European leaders are facing the challenge of leading Europe’s post-pandemic recovery at a time of political fragmentation across the continent. To succeed in this endeavour, they will need answers to two pressing questions. How – and how much – to invest in their own strategic sovereignty? And can the European Union generate enough unity at home to exercise strategic sovereignty abroad?
ECFR’s European Power programme aims to map European interests and values – and, in the post-coronavirus era, to understand how to defend and promote these. The programme seeks to balance the tensions between building European resilience and shaping a rules-based international system that delivers on global goods. By exploring this challenge in a range of policy domains, we aim to help set a foreign policy agenda that protects the EU’s core values and interests and responds to the issues on which there is popular support for EU-level action.

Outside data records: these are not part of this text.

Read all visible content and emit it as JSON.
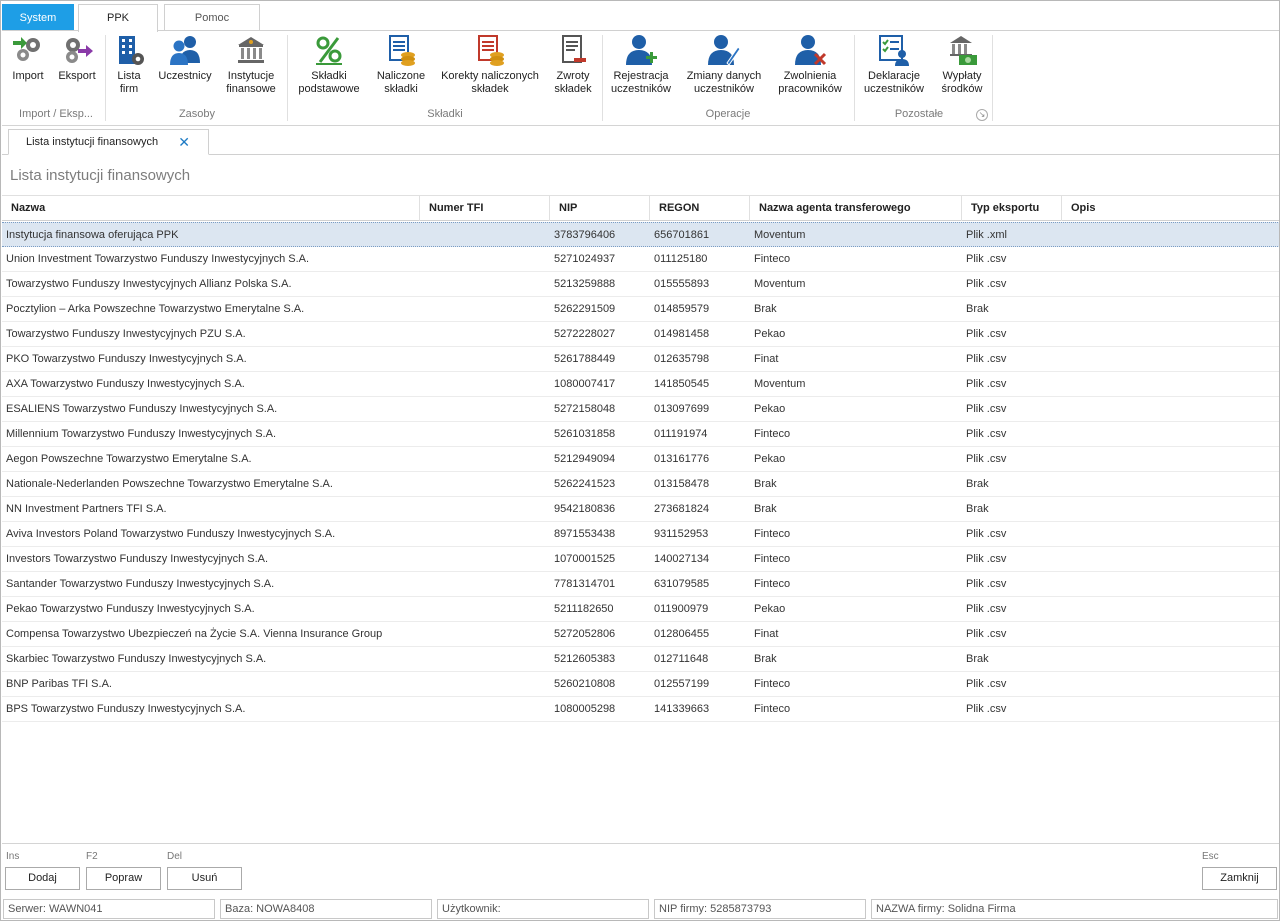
{
  "top_tabs": {
    "system": "System",
    "ppk": "PPK",
    "pomoc": "Pomoc"
  },
  "ribbon": {
    "import": "Import",
    "eksport": "Eksport",
    "lista_firm_1": "Lista",
    "lista_firm_2": "firm",
    "uczestnicy": "Uczestnicy",
    "instytucje_1": "Instytucje",
    "instytucje_2": "finansowe",
    "skladki_pod_1": "Składki",
    "skladki_pod_2": "podstawowe",
    "naliczone_1": "Naliczone",
    "naliczone_2": "składki",
    "korekty_1": "Korekty naliczonych",
    "korekty_2": "składek",
    "zwroty_1": "Zwroty",
    "zwroty_2": "składek",
    "rejestracja_1": "Rejestracja",
    "rejestracja_2": "uczestników",
    "zmiany_1": "Zmiany danych",
    "zmiany_2": "uczestników",
    "zwolnienia_1": "Zwolnienia",
    "zwolnienia_2": "pracowników",
    "deklaracje_1": "Deklaracje",
    "deklaracje_2": "uczestników",
    "wyplaty_1": "Wypłaty",
    "wyplaty_2": "środków",
    "groups": {
      "import_eksp": "Import / Eksp...",
      "zasoby": "Zasoby",
      "skladki": "Składki",
      "operacje": "Operacje",
      "pozostale": "Pozostałe"
    }
  },
  "doc_tab": {
    "label": "Lista instytucji finansowych",
    "close": "✕"
  },
  "page_title": "Lista instytucji finansowych",
  "grid": {
    "headers": {
      "nazwa": "Nazwa",
      "numer_tfi": "Numer TFI",
      "nip": "NIP",
      "regon": "REGON",
      "agent": "Nazwa agenta transferowego",
      "typ": "Typ eksportu",
      "opis": "Opis"
    },
    "rows": [
      {
        "nazwa": "Instytucja finansowa oferująca PPK",
        "tfi": "",
        "nip": "3783796406",
        "regon": "656701861",
        "agent": "Moventum",
        "typ": "Plik .xml",
        "opis": ""
      },
      {
        "nazwa": "Union Investment Towarzystwo Funduszy Inwestycyjnych S.A.",
        "tfi": "",
        "nip": "5271024937",
        "regon": "011125180",
        "agent": "Finteco",
        "typ": "Plik .csv",
        "opis": ""
      },
      {
        "nazwa": "Towarzystwo Funduszy Inwestycyjnych Allianz Polska S.A.",
        "tfi": "",
        "nip": "5213259888",
        "regon": "015555893",
        "agent": "Moventum",
        "typ": "Plik .csv",
        "opis": ""
      },
      {
        "nazwa": "Pocztylion – Arka Powszechne Towarzystwo Emerytalne S.A.",
        "tfi": "",
        "nip": "5262291509",
        "regon": "014859579",
        "agent": "Brak",
        "typ": "Brak",
        "opis": ""
      },
      {
        "nazwa": "Towarzystwo Funduszy Inwestycyjnych PZU S.A.",
        "tfi": "",
        "nip": "5272228027",
        "regon": "014981458",
        "agent": "Pekao",
        "typ": "Plik .csv",
        "opis": ""
      },
      {
        "nazwa": "PKO Towarzystwo Funduszy Inwestycyjnych S.A.",
        "tfi": "",
        "nip": "5261788449",
        "regon": "012635798",
        "agent": "Finat",
        "typ": "Plik .csv",
        "opis": ""
      },
      {
        "nazwa": "AXA Towarzystwo Funduszy Inwestycyjnych S.A.",
        "tfi": "",
        "nip": "1080007417",
        "regon": "141850545",
        "agent": "Moventum",
        "typ": "Plik .csv",
        "opis": ""
      },
      {
        "nazwa": "ESALIENS Towarzystwo Funduszy Inwestycyjnych S.A.",
        "tfi": "",
        "nip": "5272158048",
        "regon": "013097699",
        "agent": "Pekao",
        "typ": "Plik .csv",
        "opis": ""
      },
      {
        "nazwa": "Millennium Towarzystwo Funduszy Inwestycyjnych S.A.",
        "tfi": "",
        "nip": "5261031858",
        "regon": "011191974",
        "agent": "Finteco",
        "typ": "Plik .csv",
        "opis": ""
      },
      {
        "nazwa": "Aegon Powszechne Towarzystwo Emerytalne S.A.",
        "tfi": "",
        "nip": "5212949094",
        "regon": "013161776",
        "agent": "Pekao",
        "typ": "Plik .csv",
        "opis": ""
      },
      {
        "nazwa": "Nationale-Nederlanden Powszechne Towarzystwo Emerytalne S.A.",
        "tfi": "",
        "nip": "5262241523",
        "regon": "013158478",
        "agent": "Brak",
        "typ": "Brak",
        "opis": ""
      },
      {
        "nazwa": "NN Investment Partners TFI S.A.",
        "tfi": "",
        "nip": "9542180836",
        "regon": "273681824",
        "agent": "Brak",
        "typ": "Brak",
        "opis": ""
      },
      {
        "nazwa": "Aviva Investors Poland Towarzystwo Funduszy Inwestycyjnych S.A.",
        "tfi": "",
        "nip": "8971553438",
        "regon": "931152953",
        "agent": "Finteco",
        "typ": "Plik .csv",
        "opis": ""
      },
      {
        "nazwa": "Investors Towarzystwo Funduszy Inwestycyjnych S.A.",
        "tfi": "",
        "nip": "1070001525",
        "regon": "140027134",
        "agent": "Finteco",
        "typ": "Plik .csv",
        "opis": ""
      },
      {
        "nazwa": "Santander Towarzystwo Funduszy Inwestycyjnych S.A.",
        "tfi": "",
        "nip": "7781314701",
        "regon": "631079585",
        "agent": "Finteco",
        "typ": "Plik .csv",
        "opis": ""
      },
      {
        "nazwa": "Pekao Towarzystwo Funduszy Inwestycyjnych S.A.",
        "tfi": "",
        "nip": "5211182650",
        "regon": "011900979",
        "agent": "Pekao",
        "typ": "Plik .csv",
        "opis": ""
      },
      {
        "nazwa": "Compensa Towarzystwo Ubezpieczeń na Życie S.A. Vienna Insurance Group",
        "tfi": "",
        "nip": "5272052806",
        "regon": "012806455",
        "agent": "Finat",
        "typ": "Plik .csv",
        "opis": ""
      },
      {
        "nazwa": "Skarbiec Towarzystwo Funduszy Inwestycyjnych S.A.",
        "tfi": "",
        "nip": "5212605383",
        "regon": "012711648",
        "agent": "Brak",
        "typ": "Brak",
        "opis": ""
      },
      {
        "nazwa": "BNP Paribas TFI S.A.",
        "tfi": "",
        "nip": "5260210808",
        "regon": "012557199",
        "agent": "Finteco",
        "typ": "Plik .csv",
        "opis": ""
      },
      {
        "nazwa": "BPS Towarzystwo Funduszy Inwestycyjnych S.A.",
        "tfi": "",
        "nip": "1080005298",
        "regon": "141339663",
        "agent": "Finteco",
        "typ": "Plik .csv",
        "opis": ""
      }
    ]
  },
  "bottom": {
    "hotkey_ins": "Ins",
    "hotkey_f2": "F2",
    "hotkey_del": "Del",
    "hotkey_esc": "Esc",
    "dodaj": "Dodaj",
    "popraw": "Popraw",
    "usun": "Usuń",
    "zamknij": "Zamknij"
  },
  "status": {
    "serwer": "Serwer: WAWN041",
    "baza": "Baza: NOWA8408",
    "uzytkownik": "Użytkownik:",
    "nip_firmy": "NIP firmy: 5285873793",
    "nazwa_firmy": "NAZWA firmy: Solidna Firma"
  },
  "colors": {
    "accent": "#1e9ee6",
    "icon_blue": "#1f5fa8",
    "selection": "#dce6f1"
  }
}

We use ECFR’s convening power to work closely with policymakers to understand their perspectives – both national and European – and to model what sovereignty would look like in key global relationships and thematic areas. Our activity is framed around realising the untapped potential in the five strands of sovereignty set out in our 2020 report “Sovereign Europe, dangerous world: Five agendas to protect Europe’s capacity to act”: health, climate, technology, economy, and security.
Long underestimated as an issue of international importance, health encapsulates the challenges of global cooperation in a world of competing great powers. But it also offers the prospect of building new legitimacy for internationalism on an issue of everyday relevance. The covid-19 crisis highlighted the need for a new approach to health and security, including questions of how we protect citizens from diseases, ensure universal health coverage regardless of ability to pay, and leverage the co-benefits of tackling the climate crisis. Our goal is to understand the international politics of global health and its place in a renewed multilateral system, with a view to contributing to placing global health high on the EU’s foreign policy agenda. This work strand is led by Anthony Dworkin.

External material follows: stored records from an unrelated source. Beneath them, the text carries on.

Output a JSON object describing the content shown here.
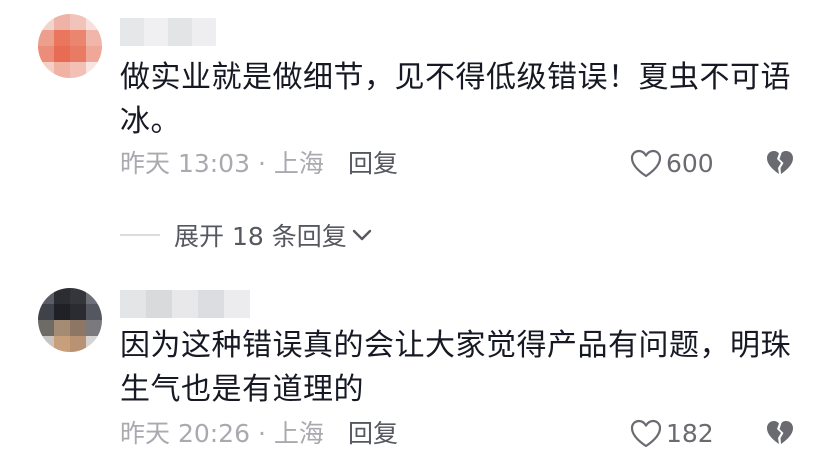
{
  "comments": [
    {
      "text": "做实业就是做细节，见不得低级错误！夏虫不可语冰。",
      "time": "昨天 13:03 · 上海",
      "reply_label": "回复",
      "likes": "600",
      "expand_label": "展开 18 条回复"
    },
    {
      "text": "因为这种错误真的会让大家觉得产品有问题，明珠生气也是有道理的",
      "time": "昨天 20:26 · 上海",
      "reply_label": "回复",
      "likes": "182"
    }
  ],
  "colors": {
    "text_primary": "#161823",
    "text_meta": "#a9aaaf",
    "text_action": "#56585f",
    "divider": "#dcdcdf"
  },
  "icons": [
    "heart-outline-icon",
    "broken-heart-icon",
    "chevron-down-icon"
  ]
}
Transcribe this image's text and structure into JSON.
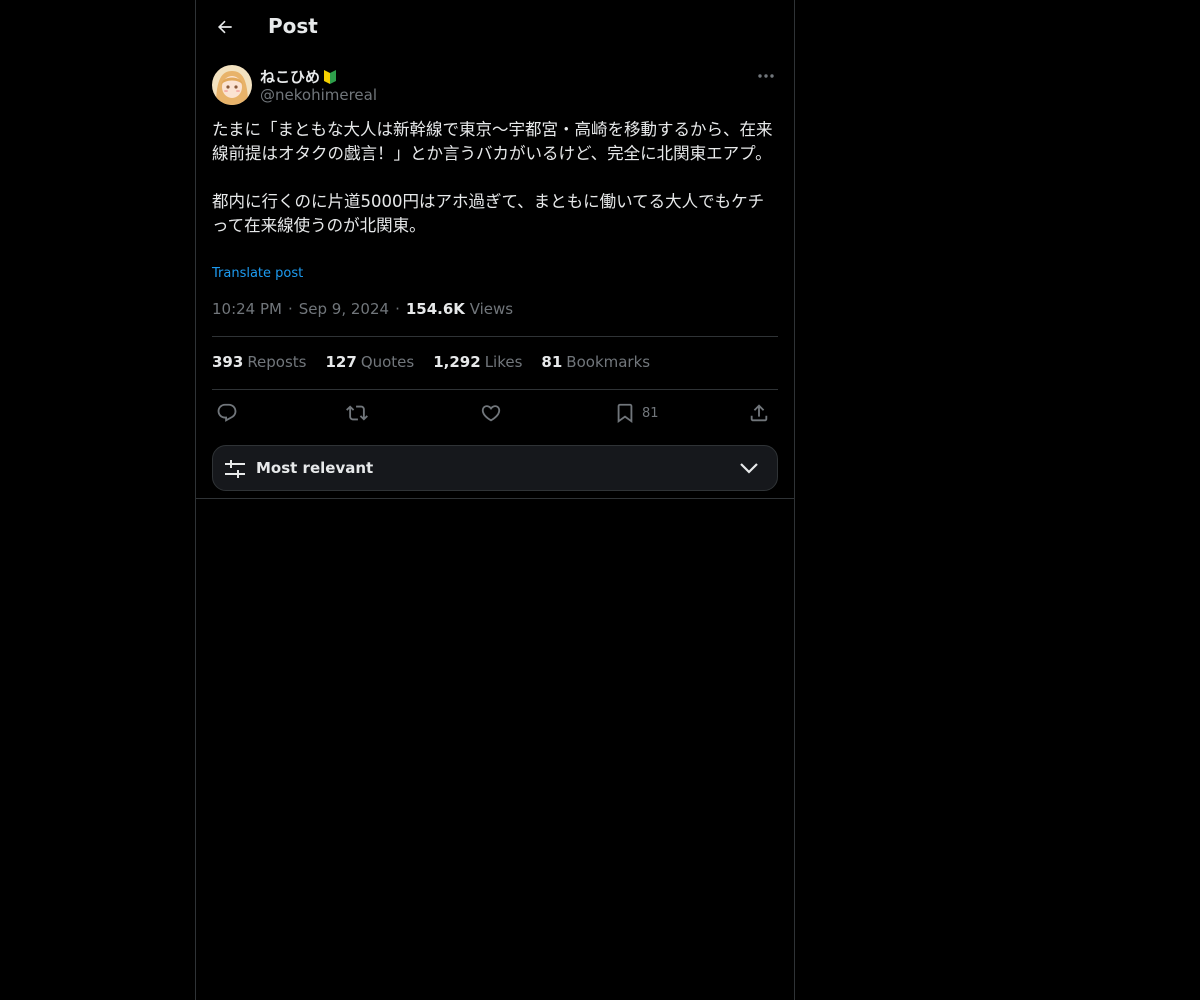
{
  "header": {
    "title": "Post",
    "back_icon": "arrow-left-icon"
  },
  "author": {
    "display_name": "ねこひめ",
    "badge": "🔰",
    "handle": "@nekohimereal",
    "avatar_icon": "avatar-image"
  },
  "post": {
    "paragraphs": [
      "たまに「まともな大人は新幹線で東京〜宇都宮・高崎を移動するから、在来線前提はオタクの戯言！」とか言うバカがいるけど、完全に北関東エアプ。",
      "都内に行くのに片道5000円はアホ過ぎて、まともに働いてる大人でもケチって在来線使うのが北関東。"
    ],
    "translate_label": "Translate post",
    "time": "10:24 PM",
    "date": "Sep 9, 2024",
    "views_count": "154.6K",
    "views_label": "Views",
    "separator": "·"
  },
  "stats": {
    "reposts": {
      "count": "393",
      "label": "Reposts"
    },
    "quotes": {
      "count": "127",
      "label": "Quotes"
    },
    "likes": {
      "count": "1,292",
      "label": "Likes"
    },
    "bookmarks": {
      "count": "81",
      "label": "Bookmarks"
    }
  },
  "actions": {
    "reply_icon": "reply-icon",
    "repost_icon": "repost-icon",
    "like_icon": "heart-icon",
    "bookmark_icon": "bookmark-icon",
    "bookmark_count": "81",
    "share_icon": "share-icon"
  },
  "replies_sort": {
    "label": "Most relevant",
    "icon": "sliders-icon",
    "chevron": "chevron-down-icon"
  },
  "colors": {
    "background": "#000000",
    "text": "#e7e9ea",
    "muted": "#71767b",
    "accent": "#1d9bf0",
    "border": "#2f3336"
  }
}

ECFR’s regular surveys of public opinion show that tackling climate change at EU level enjoys strong public support across many member states. European leaders should build on this. To do so, political leaders in key member states need to construct a compelling narrative for the European Green Deal tailored to their national setting.

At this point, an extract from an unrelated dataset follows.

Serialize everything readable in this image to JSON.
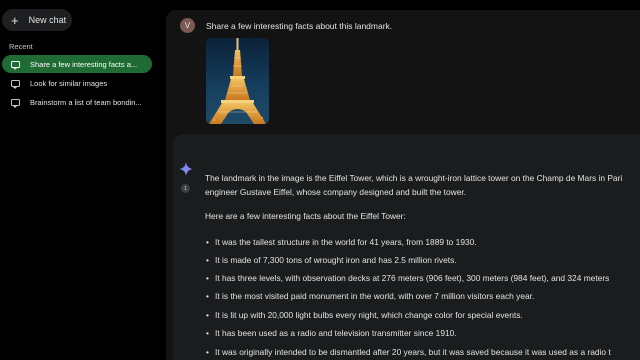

By identifying the opportunities for individual countries, groups of states, and European leaders in general – and by stimulating public debate on the benefits of the European Green Deal – ECFR aims to encourage policymakers to take concrete action in implementing the deal while also facilitating the formation of coalitions of the willing among EU member states and mobilising climate action more generally. At the same time, we continue to analyse the geopolitical aspects of the European Green Deal and the EU’s relationships with other global players, including the United States, Russia, China, the United Kingdom, as well as those framing themselves as part of a ‘developing world exceptionalism’, such as Turkey, and African states. This work strand is led by Susi Dennison, Rafael Loss, and Jenny Söderström.
In recent years, appreciation has grown of the impact that the fast-developing technologies of artificial intelligence, cyber, and 5G/6G will have beyond the technological and economic realm. Such new technologies are already influencing diplomacy, geopolitics, and warfare, and are poised to affect the global balance of power. Strikingly, the European debate on emerging technologies has so far primarily revolved around their economic and social consequences, and many EU member states have not yet evinced much interest in these technologies’ geopolitical implications.
Our work on technology focuses on the EU’s capacity to take advantage of the increasingly digital world – exploring the impact on geopolitics and alliances and what this means for Europe; the way that emerging technologies are influencing Europe’s ability to shape international politics and European internal cohesion; and how the EU should position itself on these questions. An important element of this work is to research the ways that Europe can cooperate with partners and allies – the US, but also other technologically leading democracies such as Australia, Japan, and South Korea. This work strand is led by Ulrike Franke.
Europeans have traditionally built their foreign and economic policies on three pillars: a multilateral, rules-based order; a close partnership with a reliable administration in the US; and the idea of free and fair trade, where globalisation benefits everybody. All three are now being called into question. The most dominant structural feature today is no longer multilateralism, a rules-based order, or free trade, but the bipolar competition between the US and China. Europeans must ensure they are in a strong position to negotiate better forms of cooperation with their allies, especially as China and other powers more regularly use economic coercion such as export controls and sanctions, forced sensitive data transfers, and punitive tariffs.
Our work on economic sovereignty centres around the “Task Force for Protecting Europe from Economic Coercion”, launched in 2020. The Task Force’s work is accompanied by opinion pieces, expert interviews, and policy briefs making recommendations for European policymakers. This work strand is led by Jonathan Hackenbroich.
Defence and security remain largely the responsibility of EU member states. However, the EU’s efforts to build up capabilities though instruments such as PESCO and the European Defence Fund have started to take shape in recent years, and have been given extra impetus by Brexit. We analyse European defence efforts, advise on strengthening both European capabilities and transatlantic cooperation, and recommend how to work with other allies, including the UK. We engage with European stakeholders to contribute to discussions around the EU’s Strategic Compass and the future of European security. Team members active in this work strand include: Ulrike Franke, Jana Puglierin, Nick Witney, Rafael Loss, Tara Varma, and Jenny Söderström.